The first issue for most people is how to decide if an older family member should stop driving. If someone has become lost a few times in a familiar area or has had fender benders or has been seen running a stop sign or failing to yield, these are all signals that suggest further evaluation is needed. Driving at inappropriate speeds -- too fast or too slow -- or getting angry or confused while driving may indicate poor judgment.

In many cases, the problem is not related to dementia, but rather to basic physical impairments that come with age. Normal aging includes slowness of reflexes and changes in balance, flexibility and strength, which can lead to poorly negotiated turns, loss of control of the wheel and an inability to monitor conditions on the back and sides of the vehicle. Age related visual deterioration can include macular degeneration and cataracts with impairment of vision in dim or very bright light. Reduced hearing is the third most common physical impairment in older adults and is a significant contributor to safety problems.

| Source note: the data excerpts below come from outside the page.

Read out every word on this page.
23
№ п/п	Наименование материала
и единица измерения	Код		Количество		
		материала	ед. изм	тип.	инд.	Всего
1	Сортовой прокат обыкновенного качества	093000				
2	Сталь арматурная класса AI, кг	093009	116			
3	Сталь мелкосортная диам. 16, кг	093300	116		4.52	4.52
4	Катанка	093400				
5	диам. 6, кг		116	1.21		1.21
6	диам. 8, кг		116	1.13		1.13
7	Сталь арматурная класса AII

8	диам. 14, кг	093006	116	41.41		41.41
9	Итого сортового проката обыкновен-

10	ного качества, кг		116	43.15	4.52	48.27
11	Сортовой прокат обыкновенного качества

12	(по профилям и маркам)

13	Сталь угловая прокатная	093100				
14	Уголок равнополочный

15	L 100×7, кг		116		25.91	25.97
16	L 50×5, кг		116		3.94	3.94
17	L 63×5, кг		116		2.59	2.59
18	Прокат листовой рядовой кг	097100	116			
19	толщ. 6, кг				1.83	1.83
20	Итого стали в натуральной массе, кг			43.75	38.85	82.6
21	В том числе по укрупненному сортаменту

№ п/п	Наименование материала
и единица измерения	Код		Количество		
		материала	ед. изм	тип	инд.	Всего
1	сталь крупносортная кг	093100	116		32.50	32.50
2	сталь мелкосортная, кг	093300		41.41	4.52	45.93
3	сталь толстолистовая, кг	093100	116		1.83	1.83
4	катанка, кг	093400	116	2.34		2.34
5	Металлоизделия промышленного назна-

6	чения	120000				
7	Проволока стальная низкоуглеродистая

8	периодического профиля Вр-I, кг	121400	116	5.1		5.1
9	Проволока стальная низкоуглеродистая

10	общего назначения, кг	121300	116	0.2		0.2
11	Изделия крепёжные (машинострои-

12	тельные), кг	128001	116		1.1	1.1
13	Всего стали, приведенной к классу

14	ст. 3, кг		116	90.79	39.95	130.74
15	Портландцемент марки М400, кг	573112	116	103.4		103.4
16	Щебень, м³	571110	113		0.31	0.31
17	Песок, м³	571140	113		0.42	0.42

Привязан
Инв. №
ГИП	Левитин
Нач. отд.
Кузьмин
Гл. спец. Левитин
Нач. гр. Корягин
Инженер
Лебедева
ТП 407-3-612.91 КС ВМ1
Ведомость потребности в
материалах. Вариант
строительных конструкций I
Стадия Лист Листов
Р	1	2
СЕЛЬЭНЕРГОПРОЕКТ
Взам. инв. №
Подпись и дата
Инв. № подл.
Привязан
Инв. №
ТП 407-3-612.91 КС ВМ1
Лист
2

Medications can significantly impair driving skills for all ages but those over 65 face an increased risk. While just 13 percent of the population they receive 32 percent of the drugs dispensed or about 17 to 20 medications per year.
Traffic accidents increase by 50 percent in the weeks after drivers begin receiving sedatives and anti-anxiety drugs.

So what should older people and their families do about driving concerns? The first step is to ask some serious questions:
Has the person in question had trouble finding his or her way around?
Are stop signs not obeyed or turns made poorly?
Can the driver still park properly?
Is it difficult to turn the wheel, see behind the car or back up?
Can the person hear and see normally?
Have there been traffic violations?
Are there problems with drowsiness, falling or gripping objects?
Can the person get up from a chair, walk 10 feet, turn around, walk back and sit down in less than 15 seconds?

If these questions raise concerns families should have a serious discussion about voluntary restriction of driving. In cases where a family member should stop driving but will not, a medical evaluation is reasonable but more determined actions such as hiding the keys or removing battery cables may be necessary. While it may sound extreme, think of the potential consequences of allowing unsafe driving to continue.

A medical evaluation may help but Pennsylvania is among only six states which require physicians to report people whom they judge to be impaired for driving.

Another viable alternative is to encourage older drivers to seek a qualified driver education or assessment program for seniors. Such programs can help older drivers with diminished skills find ways to compensate. They can also serve as another voice to encourage unsafe drivers to stop driving.

The AARP offers a driver safety program called "55 Alive" which helps drivers over 50 refine their skills in two four-hour sessions over two days for $10. Details are at http://www.aarp.org/55alive/about.html

The National Highway Transportation Safety Administration provides an online booklet to help people assess their own or their relatives' safety and which offers tips for skilled driving at http://www.nhtsa.dot.gov/people/injury/olddrive/Driving%20Safely%20Aging...

Some accommodations to physical handicaps can be made in cars to improve handling the steering wheel or to improve the view in mirrors. Regular exercise and low level strength training can improve one's chances of competently operating a car in old age even if begun late in life. If physical or mental impairments are insurmountable, it is important for public safety that one recognizes these limitations and stops driving.